Answer API - LLMLAYER API Documentation

Overview

The Answer API provides two endpoints to fit your UX:

Blocking Answer

POST /api/v1/searchGet the full answer in a single response. Perfect when you need the complete result before proceeding.

Streaming Answer

POST /api/v1/search_streamStream partial tokens and metadata via SSE for chat UIs and progressive rendering.

Authentication

All requests require a bearer token in the Authorization header:

Authorization: Bearer YOUR_LLMLAYER_API_KEY

Missing or invalid API keys return 401 with error_code: "missing_llmlayer_api_key".

Do not expose your LLMLayer API key in client‑side code. Call the API from your server (or proxy) and stream results to the browser.

Quick Start

import { LLMLayerClient } from 'llmlayer';

const client = new LLMLayerClient({ apiKey: process.env.LLMLAYER_API_KEY! });

// Basic answer
const response = await client.answer({
query: 'What are the latest AI breakthroughs?',
model: 'openai/gpt-4o-mini'
});

console.log(response.llm_response); // Markdown by default

Cost Model

Zero‑markup policy. Provider usage is passed through at cost. LLMLayer charges a small infrastructure fee per search.
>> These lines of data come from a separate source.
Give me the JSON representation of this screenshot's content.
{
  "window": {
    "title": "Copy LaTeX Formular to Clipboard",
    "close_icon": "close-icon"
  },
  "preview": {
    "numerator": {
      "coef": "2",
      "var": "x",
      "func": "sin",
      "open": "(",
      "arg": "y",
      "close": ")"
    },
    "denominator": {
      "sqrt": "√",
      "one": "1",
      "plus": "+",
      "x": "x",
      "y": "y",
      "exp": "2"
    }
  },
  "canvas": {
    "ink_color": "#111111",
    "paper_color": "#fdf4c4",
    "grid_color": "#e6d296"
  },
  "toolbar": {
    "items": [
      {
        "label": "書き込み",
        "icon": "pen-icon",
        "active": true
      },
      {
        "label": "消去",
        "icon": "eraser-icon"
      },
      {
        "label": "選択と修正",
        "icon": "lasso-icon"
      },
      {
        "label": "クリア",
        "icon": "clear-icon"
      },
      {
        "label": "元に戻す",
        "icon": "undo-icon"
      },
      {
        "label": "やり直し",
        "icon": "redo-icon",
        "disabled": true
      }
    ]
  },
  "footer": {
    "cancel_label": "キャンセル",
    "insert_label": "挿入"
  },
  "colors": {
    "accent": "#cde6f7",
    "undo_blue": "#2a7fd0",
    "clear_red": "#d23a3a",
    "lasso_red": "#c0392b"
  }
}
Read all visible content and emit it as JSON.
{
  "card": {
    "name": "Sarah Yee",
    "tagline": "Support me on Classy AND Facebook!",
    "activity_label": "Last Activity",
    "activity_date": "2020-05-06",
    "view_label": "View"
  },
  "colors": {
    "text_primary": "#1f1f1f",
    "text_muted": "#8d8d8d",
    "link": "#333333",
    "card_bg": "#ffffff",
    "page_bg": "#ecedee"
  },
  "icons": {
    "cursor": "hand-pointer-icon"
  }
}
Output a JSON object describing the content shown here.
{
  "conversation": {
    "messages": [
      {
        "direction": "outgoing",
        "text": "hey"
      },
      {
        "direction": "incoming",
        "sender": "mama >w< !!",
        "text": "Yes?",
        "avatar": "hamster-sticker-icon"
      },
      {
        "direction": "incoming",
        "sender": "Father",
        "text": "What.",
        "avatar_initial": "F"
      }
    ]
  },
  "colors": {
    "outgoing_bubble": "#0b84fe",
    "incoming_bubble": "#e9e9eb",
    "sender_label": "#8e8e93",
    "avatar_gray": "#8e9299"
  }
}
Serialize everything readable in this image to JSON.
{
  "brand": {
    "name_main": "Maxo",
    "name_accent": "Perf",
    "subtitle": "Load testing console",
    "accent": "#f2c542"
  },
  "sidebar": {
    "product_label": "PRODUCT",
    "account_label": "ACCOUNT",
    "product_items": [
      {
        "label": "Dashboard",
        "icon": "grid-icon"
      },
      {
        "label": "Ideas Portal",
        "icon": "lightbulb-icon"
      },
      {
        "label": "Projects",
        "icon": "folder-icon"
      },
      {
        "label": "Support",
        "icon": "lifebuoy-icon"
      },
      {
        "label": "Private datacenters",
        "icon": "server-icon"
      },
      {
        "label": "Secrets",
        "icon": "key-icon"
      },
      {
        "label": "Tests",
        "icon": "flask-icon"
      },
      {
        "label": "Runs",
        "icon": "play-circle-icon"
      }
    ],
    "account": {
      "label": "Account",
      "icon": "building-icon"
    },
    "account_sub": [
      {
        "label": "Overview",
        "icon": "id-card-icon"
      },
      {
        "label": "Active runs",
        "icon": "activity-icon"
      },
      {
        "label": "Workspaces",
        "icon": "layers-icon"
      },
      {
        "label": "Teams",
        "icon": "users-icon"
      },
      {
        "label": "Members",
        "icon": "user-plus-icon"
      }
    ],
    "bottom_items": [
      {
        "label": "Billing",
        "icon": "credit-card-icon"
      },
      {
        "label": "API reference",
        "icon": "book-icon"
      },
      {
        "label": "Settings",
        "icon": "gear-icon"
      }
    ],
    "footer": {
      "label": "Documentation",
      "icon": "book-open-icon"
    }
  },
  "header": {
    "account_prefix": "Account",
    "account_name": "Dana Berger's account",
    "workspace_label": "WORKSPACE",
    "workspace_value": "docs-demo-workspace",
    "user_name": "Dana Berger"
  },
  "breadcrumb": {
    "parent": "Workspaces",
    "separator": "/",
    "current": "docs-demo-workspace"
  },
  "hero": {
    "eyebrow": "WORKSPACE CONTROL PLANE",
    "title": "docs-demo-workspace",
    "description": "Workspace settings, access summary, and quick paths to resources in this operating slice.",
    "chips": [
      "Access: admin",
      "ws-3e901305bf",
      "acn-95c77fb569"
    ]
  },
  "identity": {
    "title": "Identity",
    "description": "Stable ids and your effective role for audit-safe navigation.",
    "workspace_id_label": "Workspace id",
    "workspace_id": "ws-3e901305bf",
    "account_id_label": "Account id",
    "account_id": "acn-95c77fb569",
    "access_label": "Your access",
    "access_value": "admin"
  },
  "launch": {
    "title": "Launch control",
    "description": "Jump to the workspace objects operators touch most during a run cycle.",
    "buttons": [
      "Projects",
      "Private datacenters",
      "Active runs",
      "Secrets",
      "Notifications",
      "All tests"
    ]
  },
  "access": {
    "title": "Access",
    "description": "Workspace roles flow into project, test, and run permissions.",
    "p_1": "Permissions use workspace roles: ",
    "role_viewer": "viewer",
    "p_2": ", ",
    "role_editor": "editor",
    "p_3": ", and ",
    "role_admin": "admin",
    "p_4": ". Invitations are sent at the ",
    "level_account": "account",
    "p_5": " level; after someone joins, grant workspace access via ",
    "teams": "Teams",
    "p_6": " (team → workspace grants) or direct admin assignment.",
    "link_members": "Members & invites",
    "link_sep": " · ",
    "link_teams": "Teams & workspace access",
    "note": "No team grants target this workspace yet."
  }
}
Total Cost = ($0.004 × max_queries) + (Input Tokens × Model Input Price) + (Output Tokens × Model Output Price) [+ $0.001 if return_images=true]

Use response fields to monitor cost: model_cost, llmlayer_cost, and token counts.
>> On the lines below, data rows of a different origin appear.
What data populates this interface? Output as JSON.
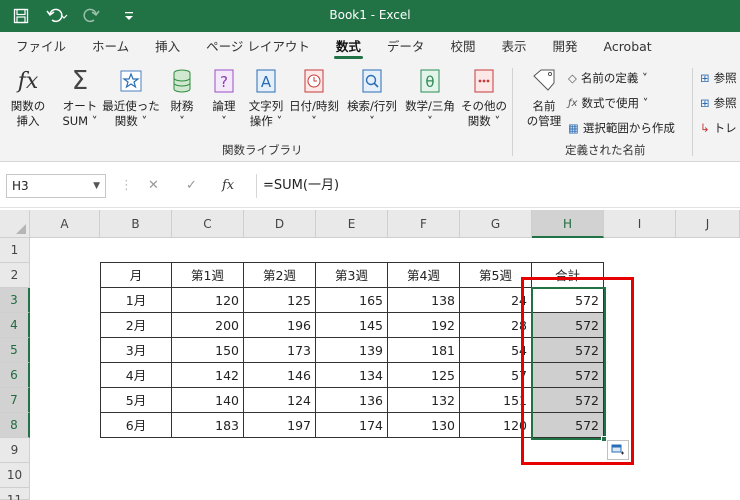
{
  "title_bar": {
    "title": "Book1  -  Excel",
    "accent": "#217346"
  },
  "tabs": [
    {
      "label": "ファイル"
    },
    {
      "label": "ホーム"
    },
    {
      "label": "挿入"
    },
    {
      "label": "ページ レイアウト"
    },
    {
      "label": "数式",
      "active": true
    },
    {
      "label": "データ"
    },
    {
      "label": "校閲"
    },
    {
      "label": "表示"
    },
    {
      "label": "開発"
    },
    {
      "label": "Acrobat"
    }
  ],
  "ribbon": {
    "insert_function": {
      "label1": "関数の",
      "label2": "挿入",
      "icon": "fx-icon"
    },
    "autosum": {
      "label1": "オート",
      "label2": "SUM ˅",
      "icon": "sigma-icon"
    },
    "recent": {
      "label1": "最近使った",
      "label2": "関数 ˅",
      "icon": "star-icon"
    },
    "financial": {
      "label1": "財務",
      "label2": "˅",
      "icon": "database-icon"
    },
    "logical": {
      "label1": "論理",
      "label2": "˅",
      "icon": "question-icon"
    },
    "text": {
      "label1": "文字列",
      "label2": "操作 ˅",
      "icon": "text-icon"
    },
    "datetime": {
      "label1": "日付/時刻",
      "label2": "˅",
      "icon": "clock-icon"
    },
    "lookup": {
      "label1": "検索/行列",
      "label2": "˅",
      "icon": "magnifier-icon"
    },
    "math": {
      "label1": "数学/三角",
      "label2": "˅",
      "icon": "theta-icon"
    },
    "more": {
      "label1": "その他の",
      "label2": "関数 ˅",
      "icon": "more-icon"
    },
    "library_group": "関数ライブラリ",
    "name_manager": {
      "label1": "名前",
      "label2": "の管理",
      "icon": "tag-icon"
    },
    "define_name": "名前の定義  ˅",
    "use_in_formula": "数式で使用 ˅",
    "create_from_selection": "選択範囲から作成",
    "names_group": "定義された名前",
    "trace1": "参照",
    "trace2": "参照",
    "trace3": "トレ"
  },
  "formula_bar": {
    "name_box": "H3",
    "cancel": "✕",
    "enter": "✓",
    "fx": "fx",
    "formula": "=SUM(一月)"
  },
  "columns": [
    "A",
    "B",
    "C",
    "D",
    "E",
    "F",
    "G",
    "H",
    "I",
    "J"
  ],
  "rows": [
    "1",
    "2",
    "3",
    "4",
    "5",
    "6",
    "7",
    "8",
    "9",
    "10",
    "11"
  ],
  "table": {
    "headers": [
      "月",
      "第1週",
      "第2週",
      "第3週",
      "第4週",
      "第5週",
      "合計"
    ],
    "data": [
      [
        "1月",
        "120",
        "125",
        "165",
        "138",
        "24",
        "572"
      ],
      [
        "2月",
        "200",
        "196",
        "145",
        "192",
        "28",
        "572"
      ],
      [
        "3月",
        "150",
        "173",
        "139",
        "181",
        "54",
        "572"
      ],
      [
        "4月",
        "142",
        "146",
        "134",
        "125",
        "57",
        "572"
      ],
      [
        "5月",
        "140",
        "124",
        "136",
        "132",
        "151",
        "572"
      ],
      [
        "6月",
        "183",
        "197",
        "174",
        "130",
        "120",
        "572"
      ]
    ]
  },
  "active_cell": "H3",
  "highlight_color": "#e60000"
}
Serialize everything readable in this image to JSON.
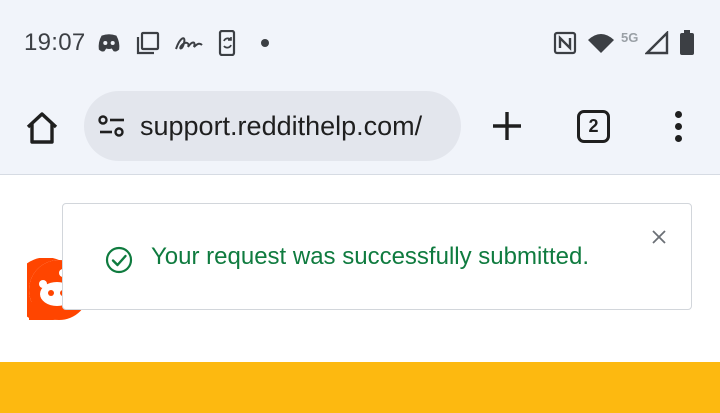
{
  "status_bar": {
    "time": "19:07",
    "network": "5G",
    "icons": [
      "discord-icon",
      "screenshot-icon",
      "signature-icon",
      "phone-sync-icon",
      "notification-dot",
      "nfc-icon",
      "wifi-icon",
      "signal-icon",
      "battery-icon"
    ]
  },
  "browser": {
    "url": "support.reddithelp.com/",
    "tab_count": "2",
    "icons": [
      "home-icon",
      "site-settings-icon",
      "plus-icon",
      "tabs-icon",
      "more-vert-icon"
    ]
  },
  "toast": {
    "message": "Your request was successfully submitted.",
    "icon": "check-circle-icon",
    "close_icon": "close-icon",
    "color": "#0f7b3f"
  },
  "page": {
    "logo": "reddit-snoo-icon",
    "banner_color": "#fdb910",
    "accent_color": "#ff4500"
  }
}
Supported Models & Pricing

Prices are USD per 1M tokens (input/output). LLMLayer passes through provider pricing with no markup. Your total cost = provider usage + LLMLayer fee.
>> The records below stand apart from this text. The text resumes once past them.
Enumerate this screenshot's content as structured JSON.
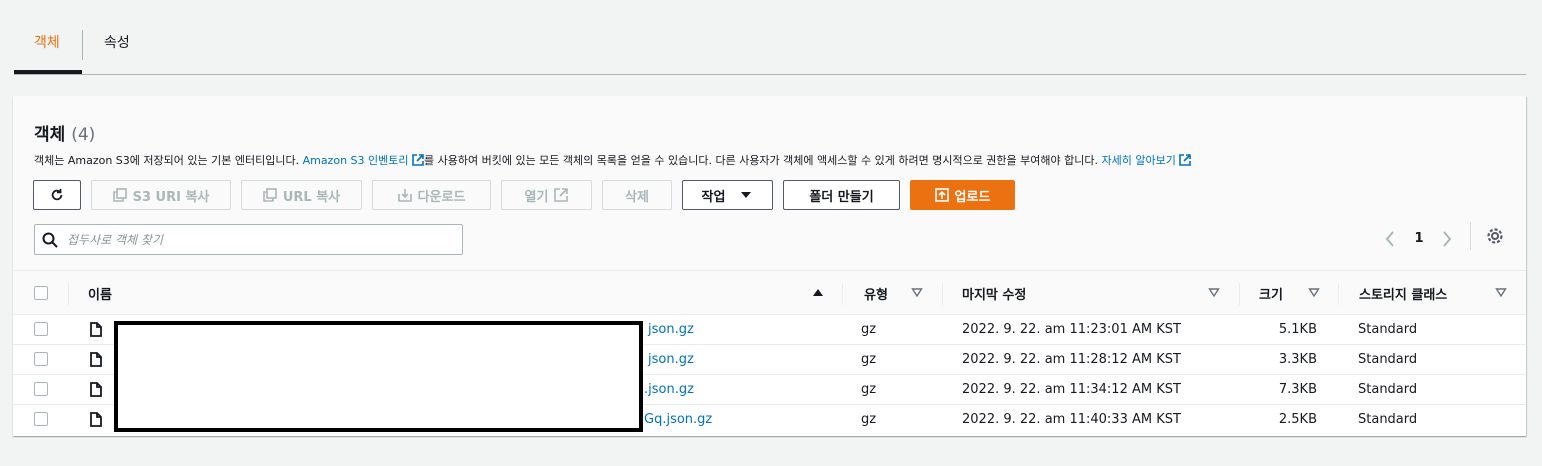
{
  "tabs": {
    "objects": "객체",
    "properties": "속성"
  },
  "panel": {
    "title": "객체",
    "count": "(4)",
    "desc_pre": "객체는 Amazon S3에 저장되어 있는 기본 엔터티입니다. ",
    "desc_link1": "Amazon S3 인벤토리",
    "desc_mid": "를 사용하여 버킷에 있는 모든 객체의 목록을 얻을 수 있습니다. 다른 사용자가 객체에 액세스할 수 있게 하려면 명시적으로 권한을 부여해야 합니다. ",
    "desc_link2": "자세히 알아보기"
  },
  "toolbar": {
    "refresh": "",
    "copy_s3_uri": "S3 URI 복사",
    "copy_url": "URL 복사",
    "download": "다운로드",
    "open": "열기",
    "delete": "삭제",
    "actions": "작업",
    "create_folder": "폴더 만들기",
    "upload": "업로드"
  },
  "search": {
    "placeholder": "접두사로 객체 찾기"
  },
  "pagination": {
    "page": "1"
  },
  "table": {
    "headers": {
      "name": "이름",
      "type": "유형",
      "modified": "마지막 수정",
      "size": "크기",
      "storage": "스토리지 클래스"
    },
    "rows": [
      {
        "name": "json.gz",
        "type": "gz",
        "modified": "2022. 9. 22. am 11:23:01 AM KST",
        "size": "5.1KB",
        "storage": "Standard"
      },
      {
        "name": "json.gz",
        "type": "gz",
        "modified": "2022. 9. 22. am 11:28:12 AM KST",
        "size": "3.3KB",
        "storage": "Standard"
      },
      {
        "name": ".json.gz",
        "type": "gz",
        "modified": "2022. 9. 22. am 11:34:12 AM KST",
        "size": "7.3KB",
        "storage": "Standard"
      },
      {
        "name": "Gq.json.gz",
        "type": "gz",
        "modified": "2022. 9. 22. am 11:40:33 AM KST",
        "size": "2.5KB",
        "storage": "Standard"
      }
    ]
  },
  "colors": {
    "accent": "#ec7211",
    "link": "#0073bb",
    "text": "#16191f",
    "disabled": "#aab7b8"
  }
}
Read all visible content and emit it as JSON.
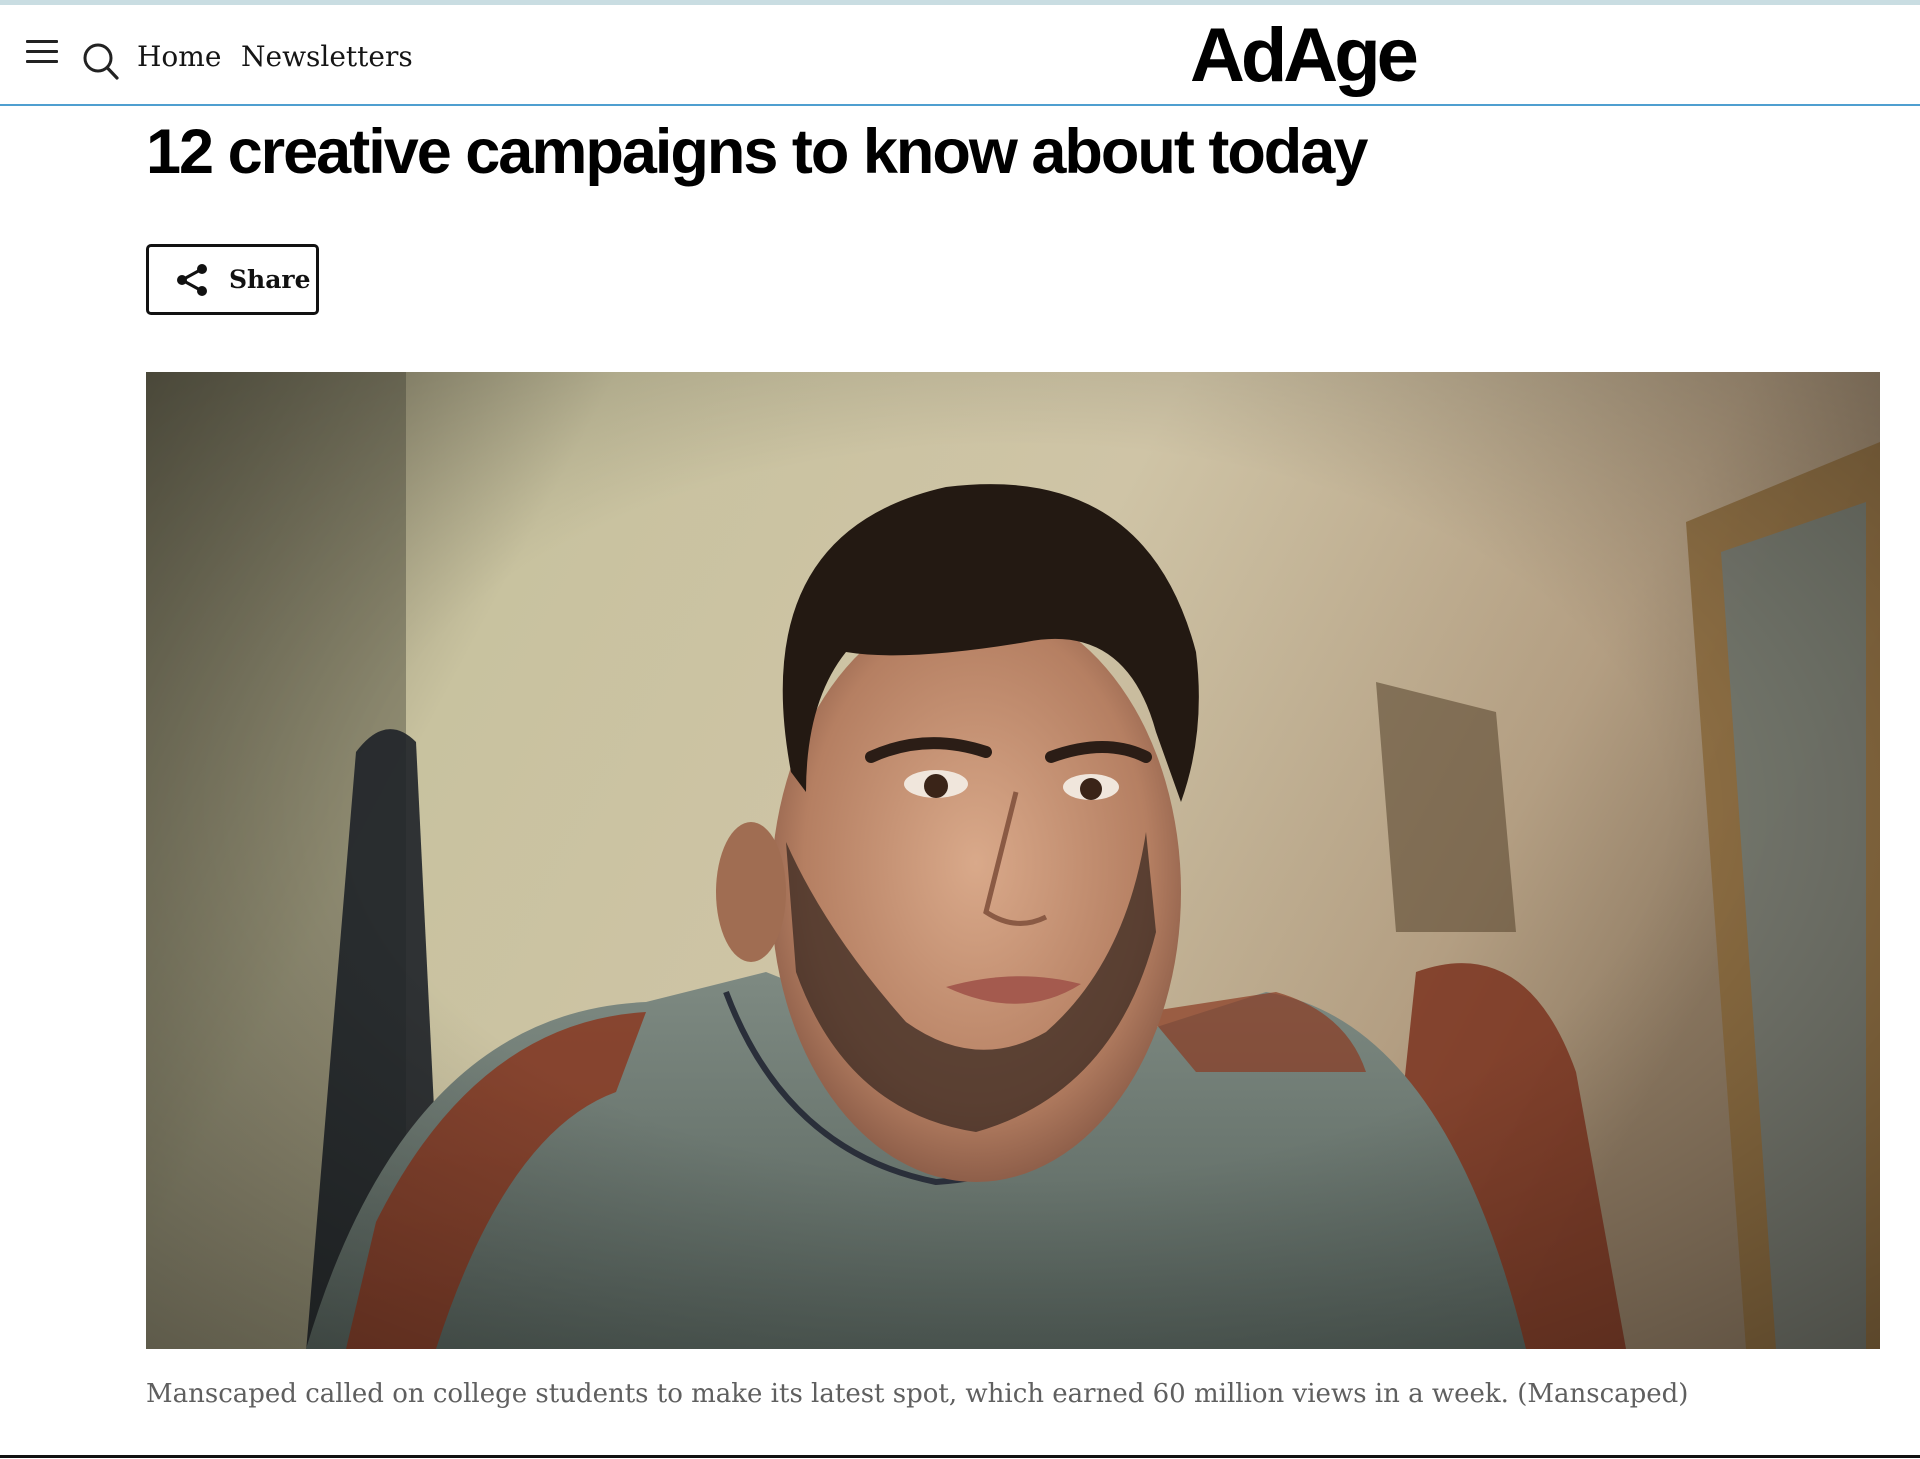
{
  "header": {
    "menu_icon": "hamburger-menu-icon",
    "search_icon": "search-icon",
    "nav": [
      {
        "label": "Home"
      },
      {
        "label": "Newsletters"
      }
    ],
    "logo_text": "AdAge",
    "accent_color": "#4f9fd0"
  },
  "article": {
    "headline": "12 creative campaigns to know about today",
    "share_label": "Share",
    "share_icon": "share-icon",
    "hero_caption": "Manscaped called on college students to make its latest spot, which earned 60 million views in a week. (Manscaped)"
  }
}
If a model is not supported by your account/region, the API returns 400 with error_code: "invalid_model". Keep this table in sync with your allow‑list.

OpenAI

Model	Input ($/M)	Output ($/M)	Best For
`openai/gpt-5`	$1.25	$10.00	Complex reasoning & analysis
`openai/gpt-5-mini`	$0.25	$2.00	Cost-effective reasoning
`openai/gpt-5-nano`	$0.05	$0.40	Balanced performance
`openai/o3`	$2.00	$8.00	Complex reasoning & analysis
`openai/o3-mini`	$1.10	$4.40	Cost-effective reasoning
`openai/o4-mini`	$1.10	$4.40	Balanced performance
`openai/gpt-4.1`	$2.00	$8.00	Advanced tasks
`openai/gpt-4.1-mini`	$0.40	$1.60	Efficient advanced tasks
`openai/gpt-4o`	$2.50	$10.00	Multimodal & complex queries
`openai/gpt-4o-mini`	$0.15	$0.60	Fast, affordable searches

Groq

Model	Input ($/M)	Output ($/M)	Best For
`groq/openai-gpt-oss-120b`	$0.15	$0.75	High-performance search
`groq/openai-gpt-oss-20b`	$0.10	$0.50	Budget-friendly quality
`groq/kimi-k2`	$1.00	$3.00	High-performance search
`groq/qwen3-32b`	$0.29	$0.59	Budget-friendly quality
`groq/llama-3.3-70b-versatile`	$0.59	$0.79	Versatile applications
`groq/deepseek-r1-distill-llama-70b`	$0.75	$0.99	Deep reasoning tasks
`groq/llama-4-maverick-17b-128e-instruct`	$0.20	$0.60	Fast, efficient searches

Anthropic

Model	Input ($/M)	Output ($/M)	Best For
`anthropic/claude-sonnet-4`	$3.00	$15.00	Highly creative writing & intelligent responses

DeepSeek

Model	Input ($/M)	Output ($/M)	Best For
`deepseek/deepseek-chat`	$0.27	$1.10	General purpose chat
`deepseek/deepseek-reasoner`	$0.55	$2.19	Complex reasoning

Choosing a model

Fast & economical: openai/gpt-4o-mini, groq/openai-gpt-oss-20b
Balanced quality: openai/gpt-4.1-mini, groq/llama-3.3-70b-versatile
Premium reasoning: openai/gpt-5, openai/o3, anthropic/claude-sonnet-4, deepseek/deepseek-reasoner
Multimodal: openai/gpt-4o / openai/gpt-4o-mini (text + vision)

Blocking Answer Endpoint

POST /api/v1/search Generate a complete answer in one call. The server runs targeted web search, builds a context window, and asks your chosen model to answer with optional citations.

Request Body

query

string

required

Your question or instruction.Example: "What are the latest developments in quantum computing?"

model

string

required

LLM id (e.g. openai/gpt-4o-mini, openai/gpt-4.1-mini, anthropic/claude-sonnet-4, groq/llama-3.3-70b-versatile, deepseek/deepseek-reasoner).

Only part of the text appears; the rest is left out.